Harvard University, Cambridge MA

Investigators

Abstract

Project Overview This is an interdisciplinary conference to promote an exchange of ideas with the hope of initiating collaborative efforts between young researchers in psychology and philosophy. The topic of the conference is cognitive penetration of perception; that is to say, participants will discuss whether perception is primarily input-driven, or whether cognitive states such as beliefs, moods, fears, expectations, emotions, desires, can influence the content or character of perception. Perception is widely researched in experimental psychology, widely discussed in philosophy of mind, and a constant part of our everyday experience. Intellectual Merit The primary aim of the conference is to bring together the different perspectives indicated above on theorizing about perception, and to address the implications of different theoretical positions on the topic of cognitive penetration for epistemology and theories of perception more generally. Theorizing about the epistemic impacts of cognitive penetration and related psychological phenomena has only begun to take hold in recent years, and could benefit immensely from increased interdisciplinary discussion that serves to integrate psychological research with theorizing in philosophy of mind. Broader Impacts Both the psychological and the epistemological issues related to cognitive penetration have recently taken a strong hold in philosophy, with a host of new work by graduate students and young researchers. This conference will serve to deepen discussion of the issue, and to widen the range of experiments analyzed by philosophers.
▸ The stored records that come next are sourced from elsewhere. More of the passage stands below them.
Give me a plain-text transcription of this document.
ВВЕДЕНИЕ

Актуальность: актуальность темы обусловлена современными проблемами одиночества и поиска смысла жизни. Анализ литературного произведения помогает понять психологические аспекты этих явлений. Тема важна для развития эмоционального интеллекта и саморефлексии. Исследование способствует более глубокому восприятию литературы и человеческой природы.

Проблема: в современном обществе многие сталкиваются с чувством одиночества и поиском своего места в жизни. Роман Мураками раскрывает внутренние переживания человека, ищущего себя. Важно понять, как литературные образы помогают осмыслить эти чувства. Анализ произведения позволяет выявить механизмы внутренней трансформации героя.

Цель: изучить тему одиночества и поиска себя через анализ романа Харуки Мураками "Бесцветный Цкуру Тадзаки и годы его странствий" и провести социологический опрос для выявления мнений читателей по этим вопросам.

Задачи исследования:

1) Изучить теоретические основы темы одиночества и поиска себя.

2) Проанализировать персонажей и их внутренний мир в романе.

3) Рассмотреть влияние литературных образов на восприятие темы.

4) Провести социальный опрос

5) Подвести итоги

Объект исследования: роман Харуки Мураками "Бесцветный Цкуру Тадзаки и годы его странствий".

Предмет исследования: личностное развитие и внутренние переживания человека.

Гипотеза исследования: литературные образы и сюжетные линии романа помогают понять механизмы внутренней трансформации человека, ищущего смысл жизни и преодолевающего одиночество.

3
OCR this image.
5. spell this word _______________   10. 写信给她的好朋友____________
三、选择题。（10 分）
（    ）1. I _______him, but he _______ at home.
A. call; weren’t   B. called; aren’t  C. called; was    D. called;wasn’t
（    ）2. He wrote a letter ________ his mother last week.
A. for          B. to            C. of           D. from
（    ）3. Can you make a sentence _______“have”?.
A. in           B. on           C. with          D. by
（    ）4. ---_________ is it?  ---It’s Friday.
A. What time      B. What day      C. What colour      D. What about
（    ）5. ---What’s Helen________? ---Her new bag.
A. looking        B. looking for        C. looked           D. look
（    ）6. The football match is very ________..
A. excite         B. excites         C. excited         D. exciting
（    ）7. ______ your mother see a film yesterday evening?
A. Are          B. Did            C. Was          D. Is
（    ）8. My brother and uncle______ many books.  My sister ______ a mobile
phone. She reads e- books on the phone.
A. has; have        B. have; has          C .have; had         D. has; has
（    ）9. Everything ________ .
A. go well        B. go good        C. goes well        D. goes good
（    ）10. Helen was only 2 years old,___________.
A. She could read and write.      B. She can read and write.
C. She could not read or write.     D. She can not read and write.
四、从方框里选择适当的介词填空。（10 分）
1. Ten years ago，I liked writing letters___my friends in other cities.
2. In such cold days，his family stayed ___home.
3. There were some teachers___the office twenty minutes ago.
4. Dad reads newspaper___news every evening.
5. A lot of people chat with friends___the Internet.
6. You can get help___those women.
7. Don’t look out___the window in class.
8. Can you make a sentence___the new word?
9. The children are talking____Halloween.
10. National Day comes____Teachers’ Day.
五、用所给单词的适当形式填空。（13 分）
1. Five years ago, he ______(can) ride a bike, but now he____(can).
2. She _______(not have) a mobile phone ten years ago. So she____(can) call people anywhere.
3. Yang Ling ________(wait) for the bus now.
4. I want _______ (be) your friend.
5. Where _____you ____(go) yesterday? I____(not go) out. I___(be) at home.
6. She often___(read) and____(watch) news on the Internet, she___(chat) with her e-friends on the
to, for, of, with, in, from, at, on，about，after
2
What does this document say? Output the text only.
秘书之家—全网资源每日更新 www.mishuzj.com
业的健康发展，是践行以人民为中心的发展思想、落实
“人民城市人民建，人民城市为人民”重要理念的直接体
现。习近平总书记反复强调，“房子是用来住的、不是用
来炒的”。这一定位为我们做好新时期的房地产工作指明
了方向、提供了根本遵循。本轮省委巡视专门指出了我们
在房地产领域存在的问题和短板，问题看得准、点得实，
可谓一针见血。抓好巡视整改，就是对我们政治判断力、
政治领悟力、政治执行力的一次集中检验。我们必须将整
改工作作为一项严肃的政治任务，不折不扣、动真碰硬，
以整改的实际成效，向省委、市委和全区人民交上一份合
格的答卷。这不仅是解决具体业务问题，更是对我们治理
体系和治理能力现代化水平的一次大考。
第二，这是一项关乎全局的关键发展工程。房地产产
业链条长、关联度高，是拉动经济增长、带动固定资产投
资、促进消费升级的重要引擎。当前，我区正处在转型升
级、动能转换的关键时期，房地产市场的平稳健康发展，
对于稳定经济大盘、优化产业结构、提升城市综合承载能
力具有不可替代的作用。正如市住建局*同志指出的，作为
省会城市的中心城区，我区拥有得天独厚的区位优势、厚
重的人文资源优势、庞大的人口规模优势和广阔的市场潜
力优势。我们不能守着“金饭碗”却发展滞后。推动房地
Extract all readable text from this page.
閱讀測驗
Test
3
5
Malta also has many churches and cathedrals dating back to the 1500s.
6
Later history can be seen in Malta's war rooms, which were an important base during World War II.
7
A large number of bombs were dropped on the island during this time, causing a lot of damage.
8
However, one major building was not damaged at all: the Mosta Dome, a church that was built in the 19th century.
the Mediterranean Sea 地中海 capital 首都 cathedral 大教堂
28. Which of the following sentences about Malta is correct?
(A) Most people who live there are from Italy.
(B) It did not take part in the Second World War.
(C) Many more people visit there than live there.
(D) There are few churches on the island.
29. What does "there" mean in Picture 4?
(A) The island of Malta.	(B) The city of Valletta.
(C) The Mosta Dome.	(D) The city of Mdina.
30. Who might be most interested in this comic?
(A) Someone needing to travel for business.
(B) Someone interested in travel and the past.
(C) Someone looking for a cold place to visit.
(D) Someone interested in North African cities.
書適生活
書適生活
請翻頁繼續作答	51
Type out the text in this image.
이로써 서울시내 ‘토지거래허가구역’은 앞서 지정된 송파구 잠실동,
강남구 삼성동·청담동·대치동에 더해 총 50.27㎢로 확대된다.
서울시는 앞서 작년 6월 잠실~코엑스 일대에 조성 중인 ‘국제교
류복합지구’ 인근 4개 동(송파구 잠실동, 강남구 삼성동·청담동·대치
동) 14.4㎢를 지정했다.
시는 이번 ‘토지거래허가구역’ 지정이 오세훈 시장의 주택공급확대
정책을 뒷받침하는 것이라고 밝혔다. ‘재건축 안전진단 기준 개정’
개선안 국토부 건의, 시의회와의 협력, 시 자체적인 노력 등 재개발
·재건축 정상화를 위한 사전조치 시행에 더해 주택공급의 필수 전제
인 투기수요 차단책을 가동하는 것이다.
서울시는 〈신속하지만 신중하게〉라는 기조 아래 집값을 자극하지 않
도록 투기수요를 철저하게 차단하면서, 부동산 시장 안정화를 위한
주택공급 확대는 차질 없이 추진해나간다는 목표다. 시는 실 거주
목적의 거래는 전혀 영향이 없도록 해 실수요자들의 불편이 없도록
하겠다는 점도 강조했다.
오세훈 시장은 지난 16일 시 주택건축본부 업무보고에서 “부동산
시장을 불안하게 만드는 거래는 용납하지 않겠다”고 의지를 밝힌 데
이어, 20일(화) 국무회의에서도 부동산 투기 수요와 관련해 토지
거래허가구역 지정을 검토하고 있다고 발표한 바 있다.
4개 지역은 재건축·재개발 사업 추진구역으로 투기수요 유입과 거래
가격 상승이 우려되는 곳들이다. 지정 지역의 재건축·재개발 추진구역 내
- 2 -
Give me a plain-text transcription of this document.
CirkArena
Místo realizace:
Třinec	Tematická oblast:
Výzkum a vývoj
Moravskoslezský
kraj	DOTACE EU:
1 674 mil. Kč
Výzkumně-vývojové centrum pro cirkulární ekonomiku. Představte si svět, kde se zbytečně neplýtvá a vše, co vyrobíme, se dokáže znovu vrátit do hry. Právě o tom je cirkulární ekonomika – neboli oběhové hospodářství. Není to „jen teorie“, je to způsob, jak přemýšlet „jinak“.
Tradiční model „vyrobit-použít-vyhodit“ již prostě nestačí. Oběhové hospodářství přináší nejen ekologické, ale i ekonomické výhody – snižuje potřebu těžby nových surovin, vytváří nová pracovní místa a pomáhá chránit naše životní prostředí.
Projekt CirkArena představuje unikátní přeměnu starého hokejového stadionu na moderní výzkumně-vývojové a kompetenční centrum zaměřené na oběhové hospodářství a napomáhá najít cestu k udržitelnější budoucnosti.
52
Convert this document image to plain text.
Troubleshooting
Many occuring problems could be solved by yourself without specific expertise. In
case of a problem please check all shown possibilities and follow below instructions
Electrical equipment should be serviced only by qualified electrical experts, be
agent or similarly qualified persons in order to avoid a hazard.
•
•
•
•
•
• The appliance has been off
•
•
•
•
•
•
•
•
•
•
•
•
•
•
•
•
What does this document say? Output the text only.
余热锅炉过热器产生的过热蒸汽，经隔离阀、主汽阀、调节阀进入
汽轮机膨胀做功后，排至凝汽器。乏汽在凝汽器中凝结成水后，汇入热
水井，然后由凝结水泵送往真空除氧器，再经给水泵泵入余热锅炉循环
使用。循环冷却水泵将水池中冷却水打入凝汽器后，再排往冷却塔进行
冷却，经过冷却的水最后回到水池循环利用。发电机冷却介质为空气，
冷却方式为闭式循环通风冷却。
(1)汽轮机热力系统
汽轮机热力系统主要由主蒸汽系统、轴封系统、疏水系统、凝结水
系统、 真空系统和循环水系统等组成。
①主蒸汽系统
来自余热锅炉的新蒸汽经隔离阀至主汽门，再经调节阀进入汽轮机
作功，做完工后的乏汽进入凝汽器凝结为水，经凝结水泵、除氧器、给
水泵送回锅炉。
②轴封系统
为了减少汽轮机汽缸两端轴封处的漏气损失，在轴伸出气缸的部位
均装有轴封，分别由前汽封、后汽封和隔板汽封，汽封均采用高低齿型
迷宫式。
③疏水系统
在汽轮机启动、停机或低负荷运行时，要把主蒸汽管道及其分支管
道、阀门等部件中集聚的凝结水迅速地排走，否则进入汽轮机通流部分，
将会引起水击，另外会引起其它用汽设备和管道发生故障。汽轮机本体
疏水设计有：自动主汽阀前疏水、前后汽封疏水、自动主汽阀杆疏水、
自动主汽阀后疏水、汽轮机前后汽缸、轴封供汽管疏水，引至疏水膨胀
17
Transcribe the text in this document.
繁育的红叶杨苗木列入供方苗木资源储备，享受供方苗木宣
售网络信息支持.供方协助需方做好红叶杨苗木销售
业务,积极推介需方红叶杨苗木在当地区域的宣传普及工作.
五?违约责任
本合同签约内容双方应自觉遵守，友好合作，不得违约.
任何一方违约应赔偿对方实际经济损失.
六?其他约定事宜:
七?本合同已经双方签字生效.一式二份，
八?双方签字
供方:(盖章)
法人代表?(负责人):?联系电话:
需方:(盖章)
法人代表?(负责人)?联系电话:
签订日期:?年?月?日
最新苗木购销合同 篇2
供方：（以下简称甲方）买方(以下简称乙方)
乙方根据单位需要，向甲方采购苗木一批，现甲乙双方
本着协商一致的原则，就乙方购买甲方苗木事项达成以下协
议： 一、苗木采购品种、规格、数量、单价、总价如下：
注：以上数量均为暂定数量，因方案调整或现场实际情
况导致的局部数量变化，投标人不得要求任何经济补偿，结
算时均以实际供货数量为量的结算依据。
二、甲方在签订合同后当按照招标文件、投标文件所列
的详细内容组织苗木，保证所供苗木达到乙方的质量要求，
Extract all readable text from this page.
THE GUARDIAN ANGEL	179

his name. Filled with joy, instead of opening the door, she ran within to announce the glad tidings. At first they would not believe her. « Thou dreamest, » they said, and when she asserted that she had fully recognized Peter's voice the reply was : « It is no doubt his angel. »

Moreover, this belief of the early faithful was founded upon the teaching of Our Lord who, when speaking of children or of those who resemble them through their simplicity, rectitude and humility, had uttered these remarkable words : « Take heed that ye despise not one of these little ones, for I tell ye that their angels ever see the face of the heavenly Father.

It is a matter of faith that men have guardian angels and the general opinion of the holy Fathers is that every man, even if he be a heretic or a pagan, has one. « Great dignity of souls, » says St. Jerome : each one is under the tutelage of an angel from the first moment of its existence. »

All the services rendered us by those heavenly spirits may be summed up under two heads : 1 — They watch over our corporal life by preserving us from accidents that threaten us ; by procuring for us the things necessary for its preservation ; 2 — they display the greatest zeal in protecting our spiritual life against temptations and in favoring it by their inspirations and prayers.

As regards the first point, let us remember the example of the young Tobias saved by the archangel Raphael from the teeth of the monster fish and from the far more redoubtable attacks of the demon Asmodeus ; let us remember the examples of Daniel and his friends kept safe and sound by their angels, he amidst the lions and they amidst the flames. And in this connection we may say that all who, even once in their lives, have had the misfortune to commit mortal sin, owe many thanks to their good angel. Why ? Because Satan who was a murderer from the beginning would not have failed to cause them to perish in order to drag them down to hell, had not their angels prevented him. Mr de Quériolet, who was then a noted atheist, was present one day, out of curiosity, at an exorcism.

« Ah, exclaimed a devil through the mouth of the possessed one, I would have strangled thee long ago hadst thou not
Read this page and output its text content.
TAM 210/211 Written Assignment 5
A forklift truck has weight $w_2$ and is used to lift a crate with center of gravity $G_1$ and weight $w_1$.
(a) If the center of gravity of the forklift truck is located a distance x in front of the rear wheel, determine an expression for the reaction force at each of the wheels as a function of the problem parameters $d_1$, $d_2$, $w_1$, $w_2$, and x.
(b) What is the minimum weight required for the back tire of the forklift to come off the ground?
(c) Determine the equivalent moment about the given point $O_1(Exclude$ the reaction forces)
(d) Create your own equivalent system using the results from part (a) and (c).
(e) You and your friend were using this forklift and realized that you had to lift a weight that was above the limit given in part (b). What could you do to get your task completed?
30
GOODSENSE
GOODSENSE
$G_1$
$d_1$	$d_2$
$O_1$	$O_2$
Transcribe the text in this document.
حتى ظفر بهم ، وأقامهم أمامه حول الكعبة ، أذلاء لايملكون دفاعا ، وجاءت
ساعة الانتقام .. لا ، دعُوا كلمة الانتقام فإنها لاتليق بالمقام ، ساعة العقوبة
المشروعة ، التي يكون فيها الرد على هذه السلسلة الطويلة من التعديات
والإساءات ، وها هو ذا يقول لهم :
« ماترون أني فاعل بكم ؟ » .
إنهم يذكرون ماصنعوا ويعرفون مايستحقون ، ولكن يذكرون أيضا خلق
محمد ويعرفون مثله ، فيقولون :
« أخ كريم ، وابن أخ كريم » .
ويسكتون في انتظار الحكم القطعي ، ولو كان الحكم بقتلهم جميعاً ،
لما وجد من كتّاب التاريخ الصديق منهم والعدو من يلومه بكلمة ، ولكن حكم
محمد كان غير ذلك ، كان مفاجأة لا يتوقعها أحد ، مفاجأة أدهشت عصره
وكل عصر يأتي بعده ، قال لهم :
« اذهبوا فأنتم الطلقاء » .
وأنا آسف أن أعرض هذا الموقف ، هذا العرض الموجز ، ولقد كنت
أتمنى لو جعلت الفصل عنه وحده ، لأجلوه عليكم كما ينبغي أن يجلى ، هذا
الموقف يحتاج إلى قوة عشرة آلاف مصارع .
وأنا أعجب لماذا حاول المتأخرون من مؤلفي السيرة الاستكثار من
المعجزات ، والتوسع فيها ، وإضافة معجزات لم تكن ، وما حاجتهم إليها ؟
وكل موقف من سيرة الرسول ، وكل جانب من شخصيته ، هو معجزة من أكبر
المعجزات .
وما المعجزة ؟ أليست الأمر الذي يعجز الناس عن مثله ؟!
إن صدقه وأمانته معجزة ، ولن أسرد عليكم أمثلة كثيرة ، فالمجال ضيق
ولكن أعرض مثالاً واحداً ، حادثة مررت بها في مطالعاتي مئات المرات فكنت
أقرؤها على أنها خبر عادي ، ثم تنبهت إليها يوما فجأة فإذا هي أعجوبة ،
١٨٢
It may also encourage the dissolution of the boundaries between academic disciplines, and explore the impact that this line of research and theorizing has for understanding our experience of the world. The conference is open to all, and is expected to draw attendance from across a number of academic areas, including philosophy, psychology, neuroscience, and literature; it will thereby broaden thinking on fundamental questions about how the mind works.